I chuckled and told him there was some truth in what he was saying. Financial stability certainly makes a person more attractive in the dating market. But then I asked him, “Have you been paying attention to what is happening around us? Have you seen the conversations on social media?”

What struck me was not his desire to become financially settled first. That was understandable. It was his assumption that wealth alone would help him find the right partner. In today’s world, money may attract attention, but attention and alignment are not the same thing. 

Many people now openly speak about wanting a soft life, a lifestyle where financial comfort, luxury, and convenience are already in place. Increasingly, relationships are being approached not as journeys to build together, but as opportunities to arrive at a destination someone else has already built.

The conversation stayed with me because it revealed something much larger than one man’s expectations. It exposed a subtle but significant shift in how many people now think about relationships. Somewhere along the line, dating has become less about discovering character and more about evaluating lifestyle. Less about commitment and more about convenience. Less about partnership and more about personal benefit.

As I reflected on that conversation, I realised I initially felt pity for him because I thought he was underestimating the complexity of modern relationships. Yet the more I thought about it, the more I saw that he was not entirely wrong either. Financial stability matters. Economic hardship places enormous strain on relationships. People naturally want security. No one should be shamed for wanting a stable future.

But there is a difference between valuing stability and making it the primary qualification for love.

This is where the conversation becomes complicated. It is easy to blame Western influence and modern dating culture for these changes. 

Social media constantly showcases luxury vacations, expensive gifts, lavish weddings, and carefully curated lifestyles. Dating advice often sounds more like financial screening than relationship building. Popular culture celebrates independence, personal fulfilment, and convenience. In many ways, these ideas have reshaped expectations worldwide, including in our own communities.

What concerns me is not that people desire comfort. It is that comfort has increasingly become the foundation upon which attraction is built. When convenience becomes the primary driver of connection, relationships become fragile. 

The moment circumstances change, the attraction can change too. If someone is loved mainly for what they provide, what happens when they can no longer provide it? If someone chooses a partner primarily because life becomes easier, what happens when life inevitably becomes difficult?

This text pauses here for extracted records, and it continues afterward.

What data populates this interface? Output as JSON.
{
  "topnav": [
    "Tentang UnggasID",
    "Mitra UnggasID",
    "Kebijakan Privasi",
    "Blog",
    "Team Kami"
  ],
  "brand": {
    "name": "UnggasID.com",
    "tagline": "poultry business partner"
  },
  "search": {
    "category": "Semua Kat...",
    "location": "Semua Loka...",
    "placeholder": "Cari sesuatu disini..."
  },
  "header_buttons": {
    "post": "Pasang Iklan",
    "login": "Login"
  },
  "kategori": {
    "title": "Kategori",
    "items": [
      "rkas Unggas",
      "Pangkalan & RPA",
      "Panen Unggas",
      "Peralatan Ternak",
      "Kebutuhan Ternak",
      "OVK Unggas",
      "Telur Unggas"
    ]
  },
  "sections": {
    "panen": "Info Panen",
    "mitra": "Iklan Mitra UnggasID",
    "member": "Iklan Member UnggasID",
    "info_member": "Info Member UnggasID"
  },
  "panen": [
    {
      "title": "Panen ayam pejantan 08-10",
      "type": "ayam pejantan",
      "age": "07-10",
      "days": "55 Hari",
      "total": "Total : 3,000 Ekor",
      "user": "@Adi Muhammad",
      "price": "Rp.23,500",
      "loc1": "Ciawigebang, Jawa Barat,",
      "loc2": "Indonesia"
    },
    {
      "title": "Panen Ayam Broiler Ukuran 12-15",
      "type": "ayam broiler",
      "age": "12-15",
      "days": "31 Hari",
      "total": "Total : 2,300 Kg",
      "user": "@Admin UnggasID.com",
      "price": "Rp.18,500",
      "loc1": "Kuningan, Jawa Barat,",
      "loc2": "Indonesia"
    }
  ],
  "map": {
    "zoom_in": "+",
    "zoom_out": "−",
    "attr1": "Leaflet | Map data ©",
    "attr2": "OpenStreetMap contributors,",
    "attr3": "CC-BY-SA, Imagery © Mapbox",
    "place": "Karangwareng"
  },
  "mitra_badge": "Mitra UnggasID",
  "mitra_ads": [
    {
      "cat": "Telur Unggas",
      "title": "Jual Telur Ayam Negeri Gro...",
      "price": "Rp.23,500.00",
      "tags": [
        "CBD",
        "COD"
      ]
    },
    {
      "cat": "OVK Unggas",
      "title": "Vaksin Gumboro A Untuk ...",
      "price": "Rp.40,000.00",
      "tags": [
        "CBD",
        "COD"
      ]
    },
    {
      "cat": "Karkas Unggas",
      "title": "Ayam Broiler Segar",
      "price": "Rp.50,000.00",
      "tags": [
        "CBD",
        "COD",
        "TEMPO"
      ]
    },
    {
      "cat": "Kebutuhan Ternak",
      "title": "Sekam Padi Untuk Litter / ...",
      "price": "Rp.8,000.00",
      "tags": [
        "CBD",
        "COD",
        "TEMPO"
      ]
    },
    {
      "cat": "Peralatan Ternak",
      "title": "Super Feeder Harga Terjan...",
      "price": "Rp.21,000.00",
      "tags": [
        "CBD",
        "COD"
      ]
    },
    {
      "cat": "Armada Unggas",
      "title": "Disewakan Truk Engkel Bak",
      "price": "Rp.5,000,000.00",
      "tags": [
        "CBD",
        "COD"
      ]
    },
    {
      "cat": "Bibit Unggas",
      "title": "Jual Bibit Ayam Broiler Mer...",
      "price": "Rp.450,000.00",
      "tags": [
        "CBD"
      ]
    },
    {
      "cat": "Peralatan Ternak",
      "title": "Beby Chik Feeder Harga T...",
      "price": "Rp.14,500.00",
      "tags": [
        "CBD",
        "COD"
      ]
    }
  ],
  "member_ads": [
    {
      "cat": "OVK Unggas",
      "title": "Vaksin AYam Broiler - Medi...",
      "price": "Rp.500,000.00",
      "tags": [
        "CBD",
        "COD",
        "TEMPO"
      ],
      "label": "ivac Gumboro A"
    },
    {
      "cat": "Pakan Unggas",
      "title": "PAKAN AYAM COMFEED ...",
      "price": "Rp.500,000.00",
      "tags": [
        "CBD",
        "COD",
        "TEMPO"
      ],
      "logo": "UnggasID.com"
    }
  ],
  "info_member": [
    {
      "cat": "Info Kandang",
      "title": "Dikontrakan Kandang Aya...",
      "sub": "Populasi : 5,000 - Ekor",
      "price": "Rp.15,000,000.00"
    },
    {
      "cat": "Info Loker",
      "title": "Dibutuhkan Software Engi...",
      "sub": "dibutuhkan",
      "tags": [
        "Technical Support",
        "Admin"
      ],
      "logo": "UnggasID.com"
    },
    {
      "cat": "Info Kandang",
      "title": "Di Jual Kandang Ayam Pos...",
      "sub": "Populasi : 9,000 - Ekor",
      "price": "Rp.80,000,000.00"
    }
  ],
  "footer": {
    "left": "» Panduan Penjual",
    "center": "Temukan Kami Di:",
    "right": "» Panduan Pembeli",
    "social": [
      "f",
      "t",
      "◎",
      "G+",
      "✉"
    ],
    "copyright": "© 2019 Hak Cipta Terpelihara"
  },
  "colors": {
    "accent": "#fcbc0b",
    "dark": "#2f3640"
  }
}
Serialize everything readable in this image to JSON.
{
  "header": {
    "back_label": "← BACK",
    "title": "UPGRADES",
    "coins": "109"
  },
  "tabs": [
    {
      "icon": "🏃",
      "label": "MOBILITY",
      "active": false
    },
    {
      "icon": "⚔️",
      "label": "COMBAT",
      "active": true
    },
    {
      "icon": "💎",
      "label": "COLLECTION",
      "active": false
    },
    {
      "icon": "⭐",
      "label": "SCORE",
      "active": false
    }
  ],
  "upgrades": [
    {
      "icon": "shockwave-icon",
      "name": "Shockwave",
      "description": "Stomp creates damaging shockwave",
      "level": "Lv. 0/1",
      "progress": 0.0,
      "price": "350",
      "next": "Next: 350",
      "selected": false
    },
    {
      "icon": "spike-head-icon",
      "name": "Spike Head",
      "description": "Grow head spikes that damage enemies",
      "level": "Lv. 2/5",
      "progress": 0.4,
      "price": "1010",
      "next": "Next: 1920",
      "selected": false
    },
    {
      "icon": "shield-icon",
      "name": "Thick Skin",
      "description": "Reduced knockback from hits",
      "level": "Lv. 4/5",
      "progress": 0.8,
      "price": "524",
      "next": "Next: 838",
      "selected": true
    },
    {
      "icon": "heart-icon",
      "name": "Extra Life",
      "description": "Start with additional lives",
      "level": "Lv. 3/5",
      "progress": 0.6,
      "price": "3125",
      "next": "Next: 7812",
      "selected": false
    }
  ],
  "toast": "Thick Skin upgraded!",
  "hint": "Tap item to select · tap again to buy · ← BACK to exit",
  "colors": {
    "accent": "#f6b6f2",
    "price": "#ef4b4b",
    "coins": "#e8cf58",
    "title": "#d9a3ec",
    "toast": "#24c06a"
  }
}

Social media places millions of lifestyles side by side. People compare their realities to carefully edited highlights. Standards rise, patience decreases, and partnership can quietly become a marketplace where everyone is trying to maximise their returns.

This shift affects both men and women. Men feel pressure to achieve financial success before they feel worthy of love. Women feel pressure to secure a lifestyle before committing to their future. Both sides become consumers evaluating options rather than partners building something meaningful. In such an environment, a genuine connection struggles to breathe.

The lesson I continue to draw from that conversation is not that money doesn’t matter. Perhaps the healthiest approach lies somewhere in the middle. We can appreciate financial responsibility without worshipping wealth. We can desire comfort without making convenience the measure of love. We can embrace modern opportunities while preserving timeless qualities like commitment, sacrifice, loyalty, and shared growth.